The working directory for a terminal instance is resolved in one of three ways:
| Method | Description |
|---|---|
:project |
Use project-root of the current project (default). |
:buffer |
Use default-directory of the current buffer. |
:prompt |
Always prompt for a directory. |
- The global default is set by
vtermux-command-directory. - Per-definition overrides use the
:directorykeyword. - Prepend
\\[universal-argument](C-u) to any command to force a prompt. - On resolution failure (e.g., no project), falls back to prompting.

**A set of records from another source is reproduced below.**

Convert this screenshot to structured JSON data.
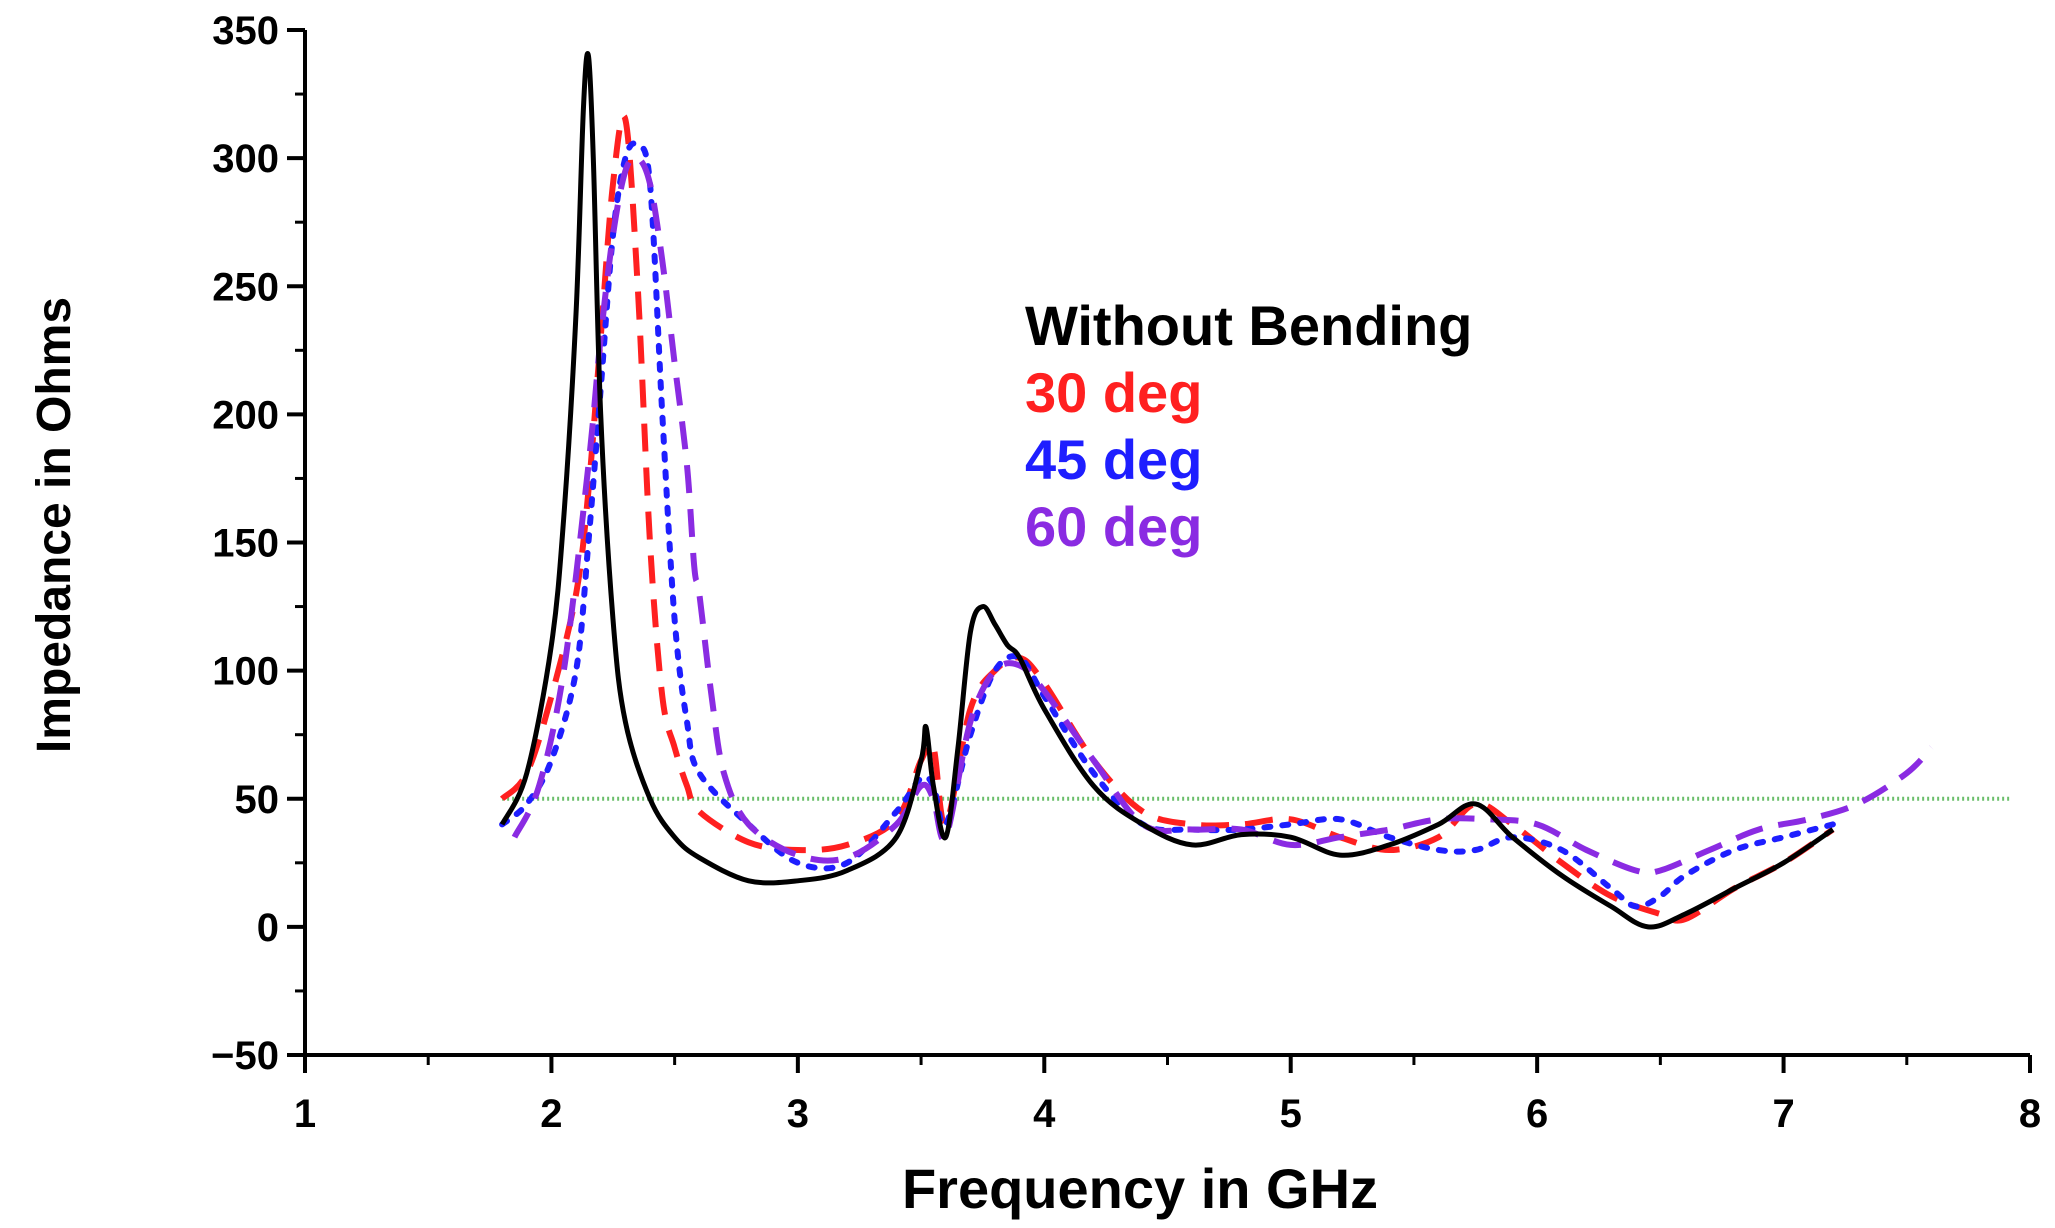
{
  "chart_data": {
    "type": "line",
    "title": "",
    "xlabel": "Frequency in GHz",
    "ylabel": "Impedance in Ohms",
    "xlim": [
      1,
      8
    ],
    "ylim": [
      -50,
      350
    ],
    "xticks": [
      1,
      2,
      3,
      4,
      5,
      6,
      7,
      8
    ],
    "yticks": [
      -50,
      0,
      50,
      100,
      150,
      200,
      250,
      300,
      350
    ],
    "xtick_labels": [
      "1",
      "2",
      "3",
      "4",
      "5",
      "6",
      "7",
      "8"
    ],
    "ytick_labels": [
      "−50",
      "0",
      "50",
      "100",
      "150",
      "200",
      "250",
      "300",
      "350"
    ],
    "legend_position": "upper-middle",
    "reference_line": {
      "y": 50,
      "color": "#6cbf6c",
      "style": "dotted"
    },
    "series": [
      {
        "name": "Without Bending",
        "color": "#000000",
        "style": "solid",
        "x": [
          1.8,
          1.9,
          2.0,
          2.05,
          2.1,
          2.13,
          2.15,
          2.17,
          2.2,
          2.25,
          2.3,
          2.4,
          2.5,
          2.6,
          2.8,
          3.0,
          3.2,
          3.4,
          3.5,
          3.52,
          3.55,
          3.6,
          3.65,
          3.7,
          3.75,
          3.8,
          3.85,
          3.9,
          4.0,
          4.2,
          4.4,
          4.6,
          4.8,
          5.0,
          5.2,
          5.4,
          5.6,
          5.75,
          5.9,
          6.1,
          6.3,
          6.45,
          6.6,
          6.8,
          7.0,
          7.2
        ],
        "y": [
          40,
          60,
          110,
          160,
          240,
          320,
          340,
          300,
          200,
          120,
          80,
          50,
          35,
          27,
          18,
          18,
          22,
          35,
          65,
          78,
          55,
          35,
          70,
          115,
          125,
          118,
          110,
          105,
          85,
          55,
          40,
          32,
          36,
          35,
          28,
          32,
          40,
          48,
          35,
          20,
          8,
          0,
          5,
          15,
          25,
          38
        ]
      },
      {
        "name": "30 deg",
        "color": "#ff2020",
        "style": "dashed",
        "x": [
          1.8,
          1.9,
          2.0,
          2.1,
          2.15,
          2.2,
          2.25,
          2.3,
          2.35,
          2.4,
          2.45,
          2.5,
          2.55,
          2.6,
          2.8,
          3.0,
          3.2,
          3.4,
          3.5,
          3.55,
          3.6,
          3.7,
          3.8,
          3.9,
          4.0,
          4.2,
          4.4,
          4.6,
          4.8,
          5.0,
          5.2,
          5.4,
          5.6,
          5.75,
          5.9,
          6.1,
          6.3,
          6.5,
          6.6,
          6.8,
          7.0,
          7.2
        ],
        "y": [
          50,
          60,
          90,
          130,
          170,
          230,
          290,
          315,
          250,
          150,
          90,
          70,
          55,
          45,
          33,
          30,
          32,
          42,
          65,
          70,
          40,
          85,
          100,
          105,
          95,
          65,
          45,
          40,
          40,
          42,
          35,
          30,
          35,
          48,
          40,
          25,
          12,
          5,
          3,
          15,
          25,
          38
        ]
      },
      {
        "name": "45 deg",
        "color": "#1e1eff",
        "style": "dotted",
        "x": [
          1.8,
          1.9,
          2.0,
          2.1,
          2.15,
          2.2,
          2.25,
          2.3,
          2.35,
          2.4,
          2.45,
          2.5,
          2.55,
          2.6,
          2.8,
          3.0,
          3.2,
          3.4,
          3.5,
          3.55,
          3.6,
          3.7,
          3.8,
          3.9,
          4.0,
          4.2,
          4.4,
          4.6,
          4.8,
          5.0,
          5.2,
          5.4,
          5.6,
          5.75,
          5.9,
          6.1,
          6.3,
          6.4,
          6.5,
          6.6,
          6.8,
          7.0,
          7.2
        ],
        "y": [
          40,
          48,
          65,
          100,
          150,
          210,
          270,
          300,
          305,
          290,
          200,
          120,
          80,
          60,
          40,
          25,
          25,
          45,
          58,
          55,
          40,
          75,
          100,
          105,
          90,
          60,
          40,
          38,
          38,
          40,
          42,
          35,
          30,
          30,
          35,
          30,
          15,
          8,
          12,
          20,
          30,
          35,
          40
        ]
      },
      {
        "name": "60 deg",
        "color": "#8a2be2",
        "style": "dashed",
        "x": [
          1.85,
          1.95,
          2.05,
          2.15,
          2.2,
          2.25,
          2.3,
          2.35,
          2.4,
          2.45,
          2.5,
          2.55,
          2.58,
          2.6,
          2.65,
          2.7,
          2.8,
          3.0,
          3.2,
          3.4,
          3.5,
          3.55,
          3.6,
          3.7,
          3.8,
          3.9,
          4.0,
          4.2,
          4.4,
          4.6,
          4.8,
          5.0,
          5.2,
          5.4,
          5.6,
          5.8,
          6.0,
          6.2,
          6.4,
          6.5,
          6.7,
          6.9,
          7.1,
          7.3,
          7.5,
          7.6
        ],
        "y": [
          35,
          55,
          100,
          180,
          230,
          270,
          295,
          300,
          290,
          260,
          220,
          180,
          140,
          130,
          90,
          60,
          40,
          28,
          27,
          40,
          55,
          50,
          35,
          80,
          100,
          102,
          92,
          65,
          40,
          38,
          38,
          32,
          35,
          38,
          42,
          42,
          40,
          30,
          22,
          22,
          30,
          38,
          42,
          48,
          60,
          70
        ]
      }
    ]
  }
}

*<bufname> - <directory>* unnamed instance
*<bufname> - <directory> (<label>)* labeled instance
Labels default to the next unused positive integer (matching tmux-style behavior), but you can enter any string.
(require 'vtermux)
(vtermux-define btop :bind "C-c b") ;; C-c b launches btop
(vtermux-define claude :program "claude") ;; M-x claude
(vtermux-define opencode :program "opencode" ;; M-x opencode
:args "-m" :directory :buffer)
(vtermux-define htop :backend ghostel) ;; uses ghostel instead of vtermC-c b— launches btop in the current project.M-x btopagain — prompts for a label (default "1") to create a second instance.M-x btop-next/M-x btop-prev— cycles through scoped instances.M-x opencode— runs opencode with-min the current buffer's directory.C-u M-x opencode— same, but always prompts for the directory.M-x vtermux-run— single-key launcher showingvtermux b c o:with colored keys.